Marguerite Armstrong commented: "The design and execution reflect great credit on the architects, Scopes and Feustmann, who have long specialized in sanatorium construction from intimate knowledge of the needs." 2

As they did in Will Rogers Hospital in the village, Scopes and Feustmann oriented Ludington's central pavilion toward the view of the Saranac River valley and the mountains beyond, while the main entry door is opposite on the back of the building. This is typical of architects' treatments of all types of buildings on scenic Adirondack sites: the principal facade faces the view, which is not necessarily the main approach to the building.

Ethel Saltus Ludington was a patient who died in 1922. As her husband, Charles H. Ludington, was vice president and treasurer of Curtis Publishing Company in Philadelphia, she was too well-off to be admitted to semi-charitable Trudeau Sanatorium and probably took the cure in a private family house. On a map of Highland Park drawn after 1911, the property at 12 Old Military Road is labeled "Mr. C. H. Ludington." In a letter to Dr. Baldwin dated March 7, 1923, regarding his gift of the infirmary in his wife's memory, Charles Ludington described the building as "designed to help others win a fight which she herself had to meet and which she maintained with such gallantry and such victorious self-forgetfulness and cheer to the end." Also given in her memory were an addition to the Saranac Lake Free Library for a children's library (1924), where a large bronze plaque memorializes Mrs. Ludington; two other libraries elsewhere, and a substantial gift to the Henry Phipps Institute for tuberculosis at the University of Pennsylvania.

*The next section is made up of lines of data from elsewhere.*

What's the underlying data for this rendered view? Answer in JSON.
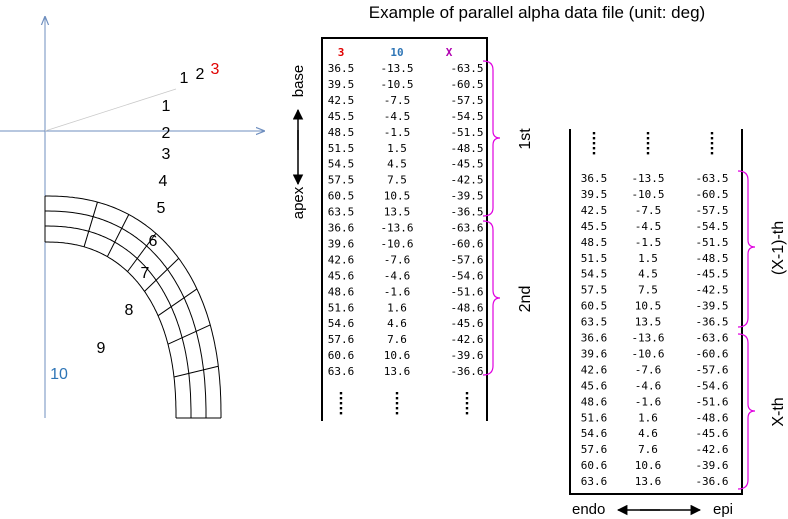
{
  "title": "Example of parallel alpha data file (unit: deg)",
  "mesh": {
    "layer_labels": [
      "1",
      "2",
      "3"
    ],
    "layer_label_colors": [
      "#000000",
      "#000000",
      "#e00000"
    ],
    "segment_labels": [
      "1",
      "2",
      "3",
      "4",
      "5",
      "6",
      "7",
      "8",
      "9",
      "10"
    ],
    "segment_label_colors": [
      "#000000",
      "#000000",
      "#000000",
      "#000000",
      "#000000",
      "#000000",
      "#000000",
      "#000000",
      "#000000",
      "#2e75b6"
    ],
    "axis_color": "#6f8fbf",
    "mesh_color": "#000000"
  },
  "table1": {
    "headers": [
      "3",
      "10",
      "X"
    ],
    "header_colors": [
      "#e00000",
      "#2e75b6",
      "#b000b0"
    ],
    "rows": [
      [
        "36.5",
        "-13.5",
        "-63.5"
      ],
      [
        "39.5",
        "-10.5",
        "-60.5"
      ],
      [
        "42.5",
        "-7.5",
        "-57.5"
      ],
      [
        "45.5",
        "-4.5",
        "-54.5"
      ],
      [
        "48.5",
        "-1.5",
        "-51.5"
      ],
      [
        "51.5",
        "1.5",
        "-48.5"
      ],
      [
        "54.5",
        "4.5",
        "-45.5"
      ],
      [
        "57.5",
        "7.5",
        "-42.5"
      ],
      [
        "60.5",
        "10.5",
        "-39.5"
      ],
      [
        "63.5",
        "13.5",
        "-36.5"
      ],
      [
        "36.6",
        "-13.6",
        "-63.6"
      ],
      [
        "39.6",
        "-10.6",
        "-60.6"
      ],
      [
        "42.6",
        "-7.6",
        "-57.6"
      ],
      [
        "45.6",
        "-4.6",
        "-54.6"
      ],
      [
        "48.6",
        "-1.6",
        "-51.6"
      ],
      [
        "51.6",
        "1.6",
        "-48.6"
      ],
      [
        "54.6",
        "4.6",
        "-45.6"
      ],
      [
        "57.6",
        "7.6",
        "-42.6"
      ],
      [
        "60.6",
        "10.6",
        "-39.6"
      ],
      [
        "63.6",
        "13.6",
        "-36.6"
      ]
    ],
    "group_labels": [
      "1st",
      "2nd"
    ],
    "axis_top": "base",
    "axis_bottom": "apex"
  },
  "table2": {
    "rows": [
      [
        "36.5",
        "-13.5",
        "-63.5"
      ],
      [
        "39.5",
        "-10.5",
        "-60.5"
      ],
      [
        "42.5",
        "-7.5",
        "-57.5"
      ],
      [
        "45.5",
        "-4.5",
        "-54.5"
      ],
      [
        "48.5",
        "-1.5",
        "-51.5"
      ],
      [
        "51.5",
        "1.5",
        "-48.5"
      ],
      [
        "54.5",
        "4.5",
        "-45.5"
      ],
      [
        "57.5",
        "7.5",
        "-42.5"
      ],
      [
        "60.5",
        "10.5",
        "-39.5"
      ],
      [
        "63.5",
        "13.5",
        "-36.5"
      ],
      [
        "36.6",
        "-13.6",
        "-63.6"
      ],
      [
        "39.6",
        "-10.6",
        "-60.6"
      ],
      [
        "42.6",
        "-7.6",
        "-57.6"
      ],
      [
        "45.6",
        "-4.6",
        "-54.6"
      ],
      [
        "48.6",
        "-1.6",
        "-51.6"
      ],
      [
        "51.6",
        "1.6",
        "-48.6"
      ],
      [
        "54.6",
        "4.6",
        "-45.6"
      ],
      [
        "57.6",
        "7.6",
        "-42.6"
      ],
      [
        "60.6",
        "10.6",
        "-39.6"
      ],
      [
        "63.6",
        "13.6",
        "-36.6"
      ]
    ],
    "group_labels": [
      "(X-1)-th",
      "X-th"
    ],
    "axis_left": "endo",
    "axis_right": "epi"
  },
  "bracket_color": "#e000e0"
}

The infirmary opened April 10, 1926, and all beds were immediately filled. Dr. Norman Bethune, the Canadian surgeon who became a hero of the Chinese Communist Revolution, spent a month in Ludington Infirmary in the winter of 1926-27, before moving to the Lea Cottage, which has been torn down. 3 Isabel Smith, the author of a memoir of her 26-year cure titled Wish I Might, wrote eloquently of the view from her porch at Ludington. Alfred Eisenstaedt photographed her there for Life magazine, looking out of her window at the mountains. Saranac Lake newspaper columnist Bill McLaughlin also spent time in Ludington Infirmary.